“Aduh lama banget sih?” keluh Mona saat melihat Bia berlari mendekat. Ia sudah menunggu di depan gedung pertunjukan itu selama satu jam.
“Sori … sori … aku harus nunggu Mama berangkat kerja dulu.”
Perhatian Mona beralih pada plester di pelipis Bia. “Itu pelipis kenapa?”
Bia lekas menutupi plesternya dengan poni.
“Gora?” selidik Mona.
“Udah, ah. Yuk masuk, keburu telat.”
Usai bertengkar dengan Gora, niat Bia untuk nonton pentas teater malam itu makin kuat. Ia pun menelepon Mona dan ngajak ketemu di depan gedung.
Antrian di depan bilik pengecekan tiket cukup panjang. Begitu gilirannya tiba, Bia dan Mona mendekati bilik. Seketika perhatian Bia terpusat pada petugas di dalam bilik itu.
“Saga!” seru Bia.
Saga yang kaget pun menatap Bia. Kemudian ia terpana, betapa Bia malam ini amat berbeda dengan Bia yang ia temui siang tadi. Malam ini gadis itu tampak ceria dan penuh semangat.
“Kamu kerja di sini?” tanya Bia dengan mata berbinar.
“Iya. Mau nonton?”
Bia mengangguk antusias, lalu menyerahkan dua tiket untuk diperiksa Saga.
“Selamat menonton,” ucap Saga sambil menyerahkan tiket Bia kembali.
“Eh … kamu di sini sampai pertunjukan selesai, kan?” tanya Bia.
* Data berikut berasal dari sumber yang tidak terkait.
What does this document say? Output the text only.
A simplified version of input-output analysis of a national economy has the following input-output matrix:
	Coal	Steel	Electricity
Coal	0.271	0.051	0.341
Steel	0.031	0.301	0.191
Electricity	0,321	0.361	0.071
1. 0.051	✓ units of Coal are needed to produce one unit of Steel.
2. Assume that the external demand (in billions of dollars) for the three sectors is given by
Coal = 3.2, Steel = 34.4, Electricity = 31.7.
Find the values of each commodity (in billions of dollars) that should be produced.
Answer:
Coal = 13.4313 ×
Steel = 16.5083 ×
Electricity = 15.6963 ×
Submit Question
Saga mengangguk dan mulai resah karena orang-orang yang antri di belakang Bia mulai menunjukkan raut wajah yang tidak mengenakkan.
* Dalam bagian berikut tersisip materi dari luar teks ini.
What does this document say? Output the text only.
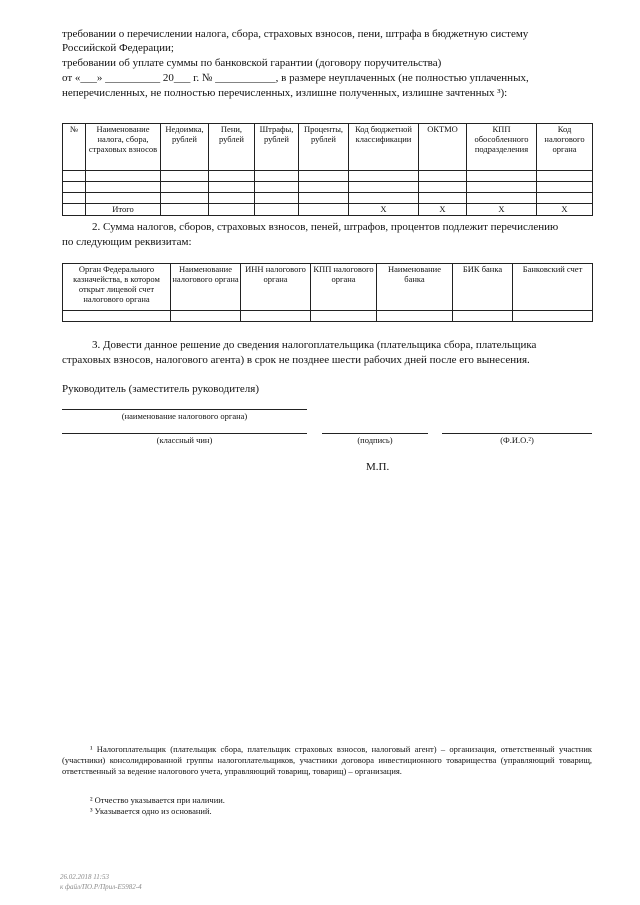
требовании о перечислении налога, сбора, страховых взносов, пени, штрафа в бюджетную систему
Российской Федерации;
требовании об уплате суммы по банковской гарантии (договору поручительства)
от «___» __________ 20___ г. № ___________, в размере неуплаченных (не полностью уплаченных,
неперечисленных, не полностью перечисленных, излишне полученных, излишне зачтенных ³):
№	Наименование налога, сбора, страховых взносов	Недоимка, рублей	Пени, рублей	Штрафы, рублей	Проценты, рублей	Код бюджетной классификации	ОКТМО	КПП обособленного подразделения	Код налогового органа

	Итого					X	X	X	X
2. Сумма налогов, сборов, страховых взносов, пеней, штрафов, процентов подлежит перечислению
по следующим реквизитам:
Орган Федерального казначейства, в котором открыт лицевой счет налогового органа	Наименование налогового органа	ИНН налогового органа	КПП налогового органа	Наименование банка	БИК банка	Банковский счет

3. Довести данное решение до сведения налогоплательщика (плательщика сбора, плательщика
страховых взносов, налогового агента) в срок не позднее шести рабочих дней после его вынесения.
Руководитель (заместитель руководителя)
(наименование налогового органа)
(классный чин)	(подпись)	(Ф.И.О.²)
М.П.
¹ Налогоплательщик (плательщик сбора, плательщик страховых взносов, налоговый агент) – организация, ответственный участник (участники) консолидированной группы налогоплательщиков, участники договора инвестиционного товарищества (управляющий товарищ, ответственный за ведение налогового учета, управляющий товарищ, товарищ) – организация.
² Отчество указывается при наличии.
³ Указывается одно из оснований.
26.02.2018 11:53
к файл/ПО.Р/Прил-Е5982-4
“Bi, ngobrolnya nanti aja. Tuh lihat, masih ada antrian di belakang kita. Yuk, ah,” bisik Mona sambil menarik-narik lengan baju Bia.
“Saga, setelah pertunjukan selesai, aku akan temui kamu. Ada hal penting yang harus kita bicarain,” kata Bia sungguh-sungguh.
Dua gadis itu pun masuk ke ruang pertunjukan. Sementara Saga masih termangu. Betapa hari ini aku menemui banyak hal konyol, pikirnya.
***
Pertunjukan teater itu berlangsung selama satu setengah jam. Bercerita tentang kehidupan satu keluarga yang banyak berpura-pura. Saat di dalam rumah, mereka menunjukkan diri mereka baik-baik saja. Namun sebetulnya masing-masing dari mereka memiliki permasalahan rumit, yang tidak mungkin diceritakan pada anggota keluarga lainnya.
“Ceritanya mirip banget sama aku, Mon,” kata Bia begitu mereka sampai di luar.
“Apanya yang mirip?”
“Ya, kalau di rumah harus pura-pura nggak ada masalah apa-apa. Padahal ada banyak masalah yang aku hadapi.”
“Berarti Mama kamu juga gitu, dong?”
Bia terdiam mendengar ucapan Mona.
Mereka berniat menuju tempat parkir untuk mengambil motor. Namun Bia justru menghentikan langkah Mona, karena ia melihat Saga keluar dari bilik pengecekan tiket.
“Mon, kamu tahu siapa dia?”
“Tahu. Agam Sagara. Kakak tingkat kita yang hampir DO.”